Boni, que já era um diretor influente e formava com Walter Clark os homens de confiança da família Marinho na emissora, gostou e o trabalho seguiu, com a Philips prensando e distribuindo os discos. Em "Verão Vermelho", as estrelas eram Elis (sempre ela), Luizinho Eça, o grande Wilson das Neves e o maestro Erlon Chaves, todos - claro - contratados da gravadora.
O terceiro álbum foi o de "Pigmalião 70", sempre com produção de Nelsinho Motta onde dominavam faixas instrumentais executadas pelas orquestras de José Briamonte e Erlon Chaves. Sobrou espaço para o quase-estreante Egberto Gismonti, para o grupo The Youngsters e também para Wilson das Neves.
A saga continuou com "Irmãos Coragem", com Jair Rodrigues interpretando o inesquecível tema de abertura composto por Nonato Buzar. E em "Assim na Terra Como no Céu", Nelson Motta dividiu a produção do disco com Roberto Menescal, sempre com o auxílio luxuoso do cast da Philips, que incluía neste disco nomes como Tim Maia, Claudette Soares, Ivan Lins, Maria Creuza e Roberto Menescal.

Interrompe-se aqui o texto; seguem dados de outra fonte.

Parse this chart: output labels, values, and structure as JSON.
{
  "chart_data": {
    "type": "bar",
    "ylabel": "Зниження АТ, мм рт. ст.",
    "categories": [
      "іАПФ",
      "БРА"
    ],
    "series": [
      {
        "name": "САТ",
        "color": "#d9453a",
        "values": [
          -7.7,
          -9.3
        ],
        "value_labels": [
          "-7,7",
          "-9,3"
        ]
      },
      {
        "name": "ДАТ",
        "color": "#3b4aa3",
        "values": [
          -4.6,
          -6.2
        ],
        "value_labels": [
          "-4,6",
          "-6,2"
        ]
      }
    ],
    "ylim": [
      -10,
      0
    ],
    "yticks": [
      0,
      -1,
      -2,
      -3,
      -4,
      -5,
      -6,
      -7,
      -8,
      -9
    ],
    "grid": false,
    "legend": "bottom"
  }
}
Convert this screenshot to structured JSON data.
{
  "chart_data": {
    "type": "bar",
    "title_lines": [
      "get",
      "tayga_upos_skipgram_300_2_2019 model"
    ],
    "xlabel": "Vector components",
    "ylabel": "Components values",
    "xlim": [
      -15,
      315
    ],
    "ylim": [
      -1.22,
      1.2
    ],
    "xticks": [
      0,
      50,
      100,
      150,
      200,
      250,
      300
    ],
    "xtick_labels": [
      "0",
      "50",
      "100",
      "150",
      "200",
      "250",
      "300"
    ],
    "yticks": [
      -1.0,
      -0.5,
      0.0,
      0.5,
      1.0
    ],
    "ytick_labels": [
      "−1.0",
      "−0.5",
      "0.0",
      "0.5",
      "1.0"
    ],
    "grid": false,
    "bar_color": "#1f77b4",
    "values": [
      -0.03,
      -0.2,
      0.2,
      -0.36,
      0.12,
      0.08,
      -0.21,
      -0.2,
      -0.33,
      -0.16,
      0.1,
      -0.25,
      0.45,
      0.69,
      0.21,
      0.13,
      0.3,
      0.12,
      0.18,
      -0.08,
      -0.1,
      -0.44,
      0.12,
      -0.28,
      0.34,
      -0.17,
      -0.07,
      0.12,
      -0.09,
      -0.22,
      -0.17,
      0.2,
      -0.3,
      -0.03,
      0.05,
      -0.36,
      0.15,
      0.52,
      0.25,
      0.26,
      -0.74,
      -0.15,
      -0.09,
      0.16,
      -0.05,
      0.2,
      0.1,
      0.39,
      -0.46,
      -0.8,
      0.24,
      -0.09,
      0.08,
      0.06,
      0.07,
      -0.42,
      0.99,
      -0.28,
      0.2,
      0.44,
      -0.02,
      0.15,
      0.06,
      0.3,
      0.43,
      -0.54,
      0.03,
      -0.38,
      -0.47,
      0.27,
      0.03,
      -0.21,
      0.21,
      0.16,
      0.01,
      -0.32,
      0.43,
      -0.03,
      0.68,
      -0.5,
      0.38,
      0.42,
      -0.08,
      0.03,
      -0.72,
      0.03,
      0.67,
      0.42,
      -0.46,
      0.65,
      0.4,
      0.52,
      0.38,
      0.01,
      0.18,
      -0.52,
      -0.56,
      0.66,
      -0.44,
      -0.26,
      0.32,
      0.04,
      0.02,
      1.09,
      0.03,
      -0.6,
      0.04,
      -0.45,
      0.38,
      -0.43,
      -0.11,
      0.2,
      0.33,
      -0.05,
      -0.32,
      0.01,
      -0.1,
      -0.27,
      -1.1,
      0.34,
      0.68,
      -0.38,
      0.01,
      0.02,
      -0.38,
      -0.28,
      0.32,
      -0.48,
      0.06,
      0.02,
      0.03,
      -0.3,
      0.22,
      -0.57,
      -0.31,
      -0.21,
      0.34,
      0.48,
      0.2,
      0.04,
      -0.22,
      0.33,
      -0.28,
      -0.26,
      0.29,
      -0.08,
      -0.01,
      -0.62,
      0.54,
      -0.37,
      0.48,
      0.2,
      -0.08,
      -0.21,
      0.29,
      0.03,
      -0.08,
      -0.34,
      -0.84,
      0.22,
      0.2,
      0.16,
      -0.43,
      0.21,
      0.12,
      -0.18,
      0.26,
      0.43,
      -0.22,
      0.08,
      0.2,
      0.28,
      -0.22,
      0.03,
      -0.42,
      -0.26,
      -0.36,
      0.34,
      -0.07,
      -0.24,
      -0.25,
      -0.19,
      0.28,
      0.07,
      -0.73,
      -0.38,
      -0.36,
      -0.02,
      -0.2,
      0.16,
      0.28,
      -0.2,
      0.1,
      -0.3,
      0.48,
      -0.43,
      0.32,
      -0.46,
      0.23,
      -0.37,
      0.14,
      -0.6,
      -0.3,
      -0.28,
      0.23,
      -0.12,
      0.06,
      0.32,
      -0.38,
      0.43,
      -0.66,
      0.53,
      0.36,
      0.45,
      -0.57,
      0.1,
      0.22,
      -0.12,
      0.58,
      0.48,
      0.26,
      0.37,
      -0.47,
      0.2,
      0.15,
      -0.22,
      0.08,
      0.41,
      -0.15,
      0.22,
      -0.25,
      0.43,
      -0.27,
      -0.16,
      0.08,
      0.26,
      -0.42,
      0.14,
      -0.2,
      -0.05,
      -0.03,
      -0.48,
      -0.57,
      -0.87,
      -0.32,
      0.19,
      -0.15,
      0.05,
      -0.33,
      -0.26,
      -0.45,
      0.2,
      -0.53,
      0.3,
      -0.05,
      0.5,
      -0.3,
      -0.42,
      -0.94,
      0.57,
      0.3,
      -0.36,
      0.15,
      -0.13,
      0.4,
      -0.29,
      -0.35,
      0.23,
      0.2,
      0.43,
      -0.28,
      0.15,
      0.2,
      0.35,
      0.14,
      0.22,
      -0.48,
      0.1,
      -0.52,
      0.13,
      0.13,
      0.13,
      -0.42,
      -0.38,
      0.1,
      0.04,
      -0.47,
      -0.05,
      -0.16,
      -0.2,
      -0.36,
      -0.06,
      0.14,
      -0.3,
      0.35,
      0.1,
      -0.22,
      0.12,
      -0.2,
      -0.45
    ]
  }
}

A Philips vendia horrores e à Globo cabia apenas uma parcela ridícula de royalties na vendagem, o que fez os executivos da emissora chegarem à conclusão de que dava para se criar uma gravadora exclusiva para a arregimentação das trilhas sonoras de todas as suas novelas. Isto posto, Boni determinou que Nelson Motta seria o produtor de todos os discos - como já o era desde 1969. Mas como ele já desempenhava papel semelhante na Philips como produtor, declinou do convite, esperando ouvir do irascível diretor a expressão característica dele.
"Tá na rua, seu merda!"
Mas Boni desta vez não demitiu Nelsinho e respeitou sua decisão. Afinal, ele era um ótimo jornalista de entretenimento que a Globo não podia se dar ao luxo de mandar embora. E foi procurar outros nomes para a empreitada, que começaria com o disco da novela "O Cafona".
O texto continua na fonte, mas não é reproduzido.